Notice that the prev pointer cannot point to the head, or head->first (unlike **pprev). This complicates the hlist implementation, as you'll see when we implement hlist_add_before():

hlist_init(struct hlist_head *head) {
  head->first = null;  

hlist_add_head(struct hlist_head *head, struct hlist_node *node) {
  struct hlist_node *next = head->first;

  head->first = node;
  node->next = next;
  node->prev = NULL;
  if (next) {
    next->prev = node;

Notice that prev has nothing to point to, in the above imeplementation of hlist_add_head(). So, now when you implement hlist_add_before() it looks like this:

hlist_add_before(struct hlist_head *head,
                 struct hlist_node *node,
                 struct hlist_next *next) {
  hlist_node *prev = next->prev;

  node->next = next;
  node->prev = prev;
  next->prev = node;

  if (prev) {
    prev->next = node;
  } else {
    head->first = node;

Notice that now we need to pass in head as well to hlist_add_before(), which requires an extra push instruction for pushing head on the stack. Besides, there's an extra conditional check in the implementation, which further slows down things.

Now, try implementing other hlist operations, with *prev instead of **pprev, and you'll find out that your implementation is going to be slower than what you saw in the linux kernel.
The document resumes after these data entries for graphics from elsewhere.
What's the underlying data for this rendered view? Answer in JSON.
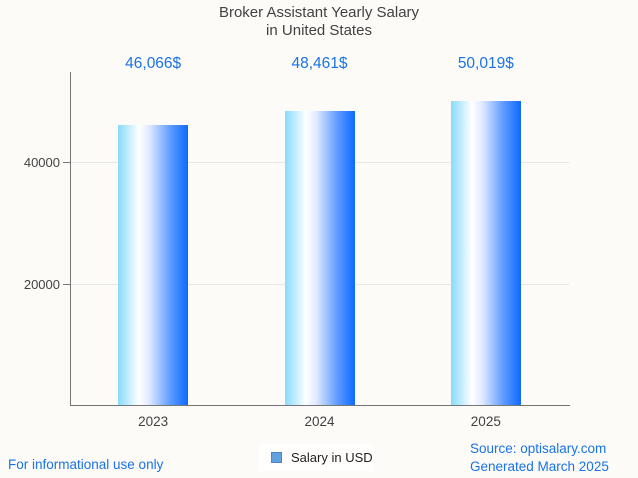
{
  "title": {
    "line1": "Broker Assistant Yearly Salary",
    "line2": "in United States"
  },
  "chart_data": {
    "type": "bar",
    "title": "Broker Assistant Yearly Salary in United States",
    "categories": [
      "2023",
      "2024",
      "2025"
    ],
    "values": [
      46066,
      48461,
      50019
    ],
    "value_labels": [
      "46,066$",
      "48,461$",
      "50,019$"
    ],
    "series_name": "Salary in USD",
    "xlabel": "",
    "ylabel": "",
    "yticks": [
      20000,
      40000
    ],
    "ytick_labels": [
      "20000",
      "40000"
    ],
    "ylim": [
      0,
      54800
    ],
    "grid": "horizontal",
    "legend_position": "bottom-center"
  },
  "legend": {
    "label": "Salary in USD"
  },
  "footer": {
    "disclaimer": "For informational use only",
    "source": "Source: optisalary.com",
    "generated": "Generated March 2025"
  },
  "colors": {
    "background": "#fcfbf7",
    "accent_blue": "#1a73e8",
    "text_dark": "#424242",
    "axis": "#757575",
    "gridline": "#e8e7e3",
    "bar_gradient_left": "#87dbfe",
    "bar_gradient_mid": "#ffffff",
    "bar_gradient_right": "#0e69ff",
    "legend_marker_fill": "#63a0de",
    "legend_marker_border": "#4b86c9"
  }
}
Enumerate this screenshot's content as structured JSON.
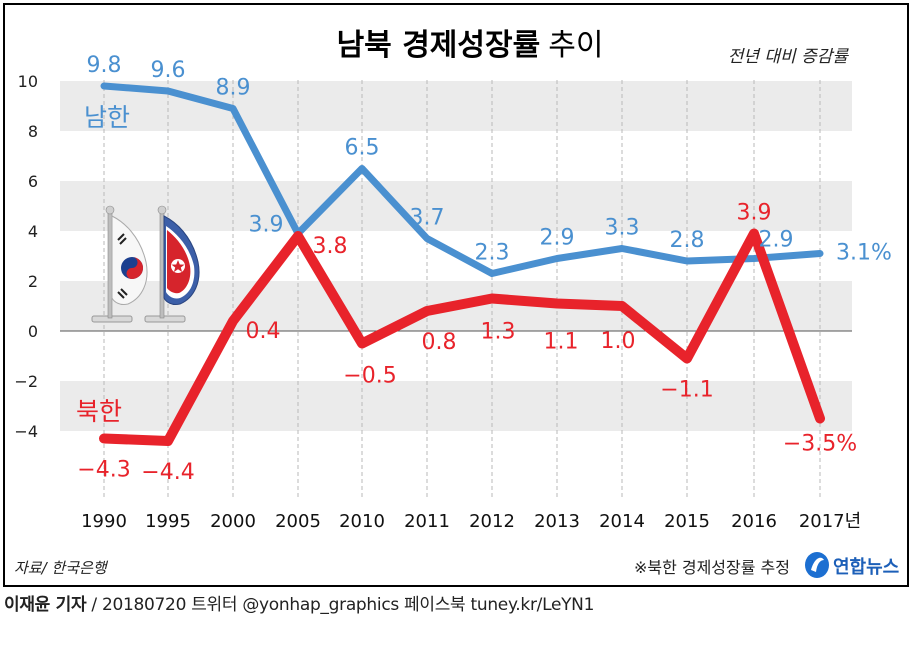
{
  "header": {
    "title_bold": "남북 경제성장률",
    "title_light": "추이",
    "unit_note": "전년 대비 증감률"
  },
  "footer": {
    "source": "자료/ 한국은행",
    "estimate_note": "※북한 경제성장률 추정",
    "brand": "연합뉴스",
    "reporter": "이재윤 기자",
    "credit_rest": " / 20180720  트위터 @yonhap_graphics  페이스북 tuney.kr/LeYN1"
  },
  "colors": {
    "south": "#4a90d0",
    "north": "#e8232b",
    "band": "#ebebeb",
    "frame": "#000000"
  },
  "icons": [
    "south-korea-flag-icon",
    "north-korea-flag-icon"
  ],
  "chart_data": {
    "type": "line",
    "title": "남북 경제성장률 추이",
    "ylabel": "전년 대비 증감률",
    "xlabel": "",
    "categories": [
      "1990",
      "1995",
      "2000",
      "2005",
      "2010",
      "2011",
      "2012",
      "2013",
      "2014",
      "2015",
      "2016",
      "2017년"
    ],
    "ylim": [
      -6,
      10
    ],
    "yticks": [
      "10",
      "8",
      "6",
      "4",
      "2",
      "0",
      "−2",
      "−4"
    ],
    "ytick_values": [
      10,
      8,
      6,
      4,
      2,
      0,
      -2,
      -4
    ],
    "grid": "alternating bands",
    "series": [
      {
        "name": "남한",
        "values": [
          9.8,
          9.6,
          8.9,
          3.9,
          6.5,
          3.7,
          2.3,
          2.9,
          3.3,
          2.8,
          2.9,
          3.1
        ],
        "labels": [
          "9.8",
          "9.6",
          "8.9",
          "3.9",
          "6.5",
          "3.7",
          "2.3",
          "2.9",
          "3.3",
          "2.8",
          "2.9",
          "3.1%"
        ]
      },
      {
        "name": "북한",
        "values": [
          -4.3,
          -4.4,
          0.4,
          3.8,
          -0.5,
          0.8,
          1.3,
          1.1,
          1.0,
          -1.1,
          3.9,
          -3.5
        ],
        "labels": [
          "−4.3",
          "−4.4",
          "0.4",
          "3.8",
          "−0.5",
          "0.8",
          "1.3",
          "1.1",
          "1.0",
          "−1.1",
          "3.9",
          "−3.5%"
        ]
      }
    ]
  }
}
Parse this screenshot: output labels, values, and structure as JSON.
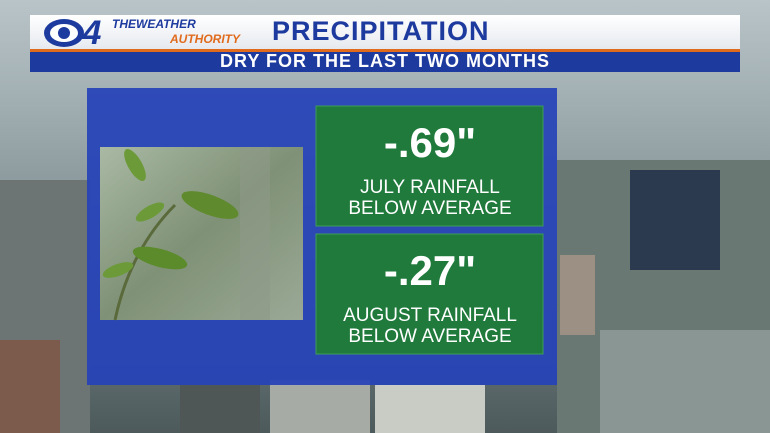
{
  "logo": {
    "channel": "4",
    "line1": "THEWEATHER",
    "line2": "AUTHORITY"
  },
  "header": {
    "title": "PRECIPITATION",
    "subtitle": "DRY FOR THE LAST TWO MONTHS"
  },
  "panels": [
    {
      "value": "-.69\"",
      "lines": [
        "JULY RAINFALL",
        "BELOW AVERAGE"
      ]
    },
    {
      "value": "-.27\"",
      "lines": [
        "AUGUST RAINFALL",
        "BELOW AVERAGE"
      ]
    }
  ]
}
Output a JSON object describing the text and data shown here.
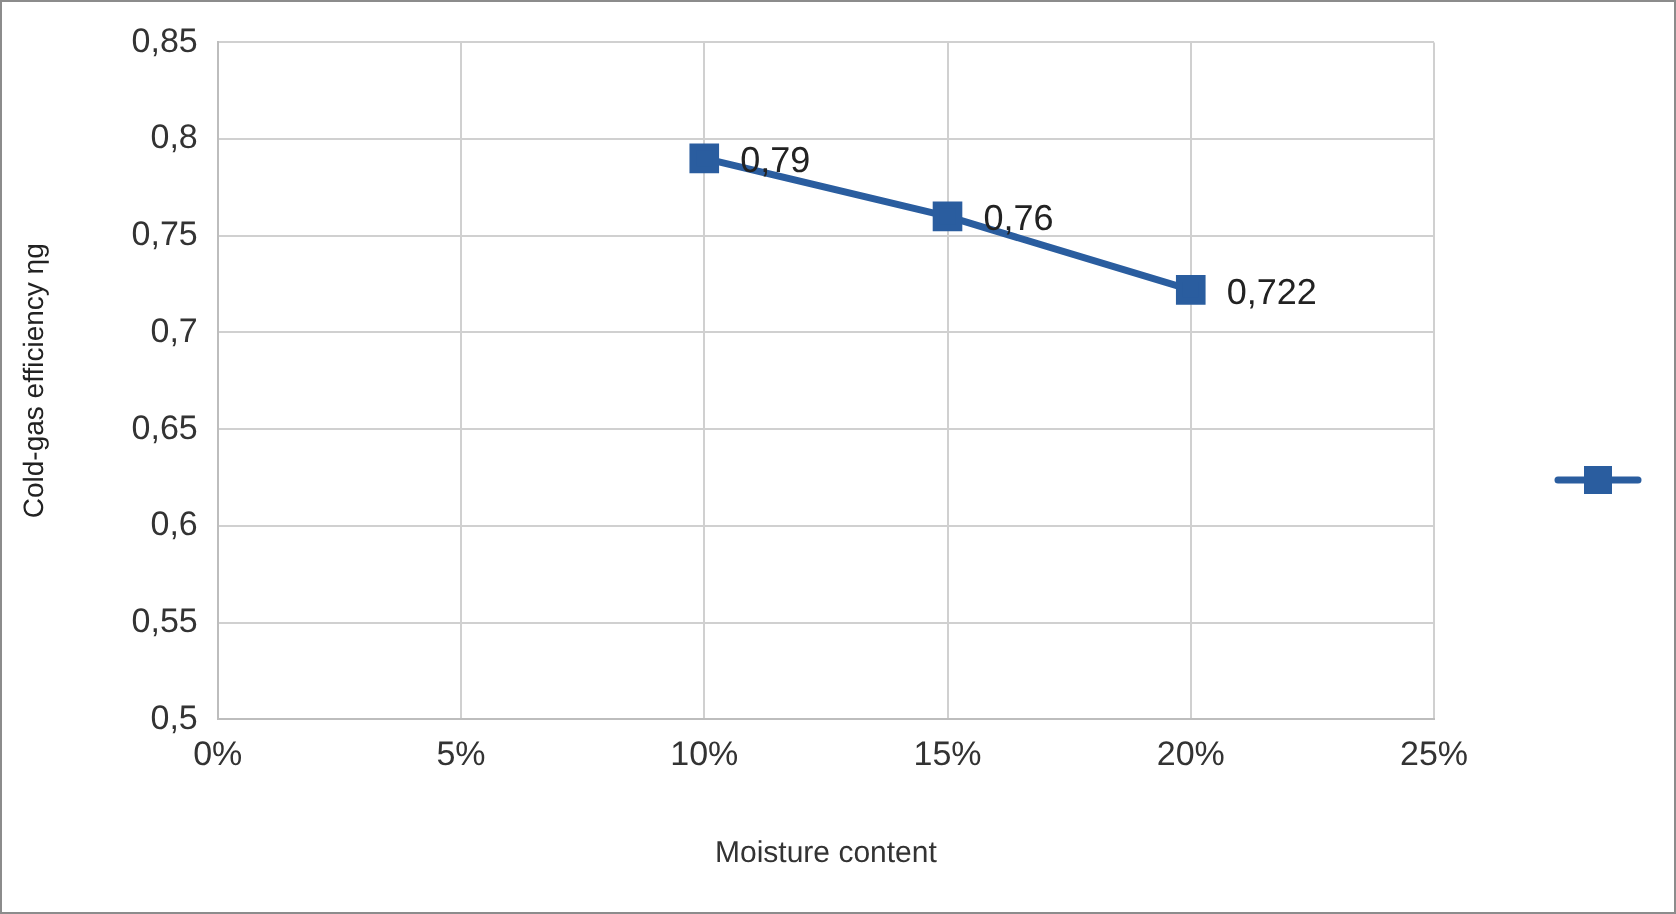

  • Thanks for your answer. But my doubt is why not have *prev and have a doubly linked list. Using this you can traverse both ways. You can add and delete nodes in O(1). The memory used is same for both cases. I am obviously missing something here. Could you please point out my mistake?
    – bala1486
    Jun 17 '10 at 14:31
  • i can't find performance gain by using hlist. Can you explain? Aug 24 '16 at 12:44

There are two type of lists: regular list_head type, and hash list(hlist). "list_head" type has only one struct, i.e. "struct list_head". But hlist has two struct,"struct hlist_head" and "struct hlist_node". So for hlist, when trying to point to previous element, the element can be either of type "hlist_head" or "hlist_node". We cannot use one common pointer type to point to both element types. (of course, we can use void* but it is not a good type of pointer and need type cast before actually using it) So the solution is to let the "prev" pointer point to a common struct type, which is "struct hlist_node *". This common type is shared by field "first" in hlist_head and also field "next" in hlist_node. Therefore "prev" pointer becomes "struct hlist_node **" that can point to both hlist_head.first and hlist_node.next.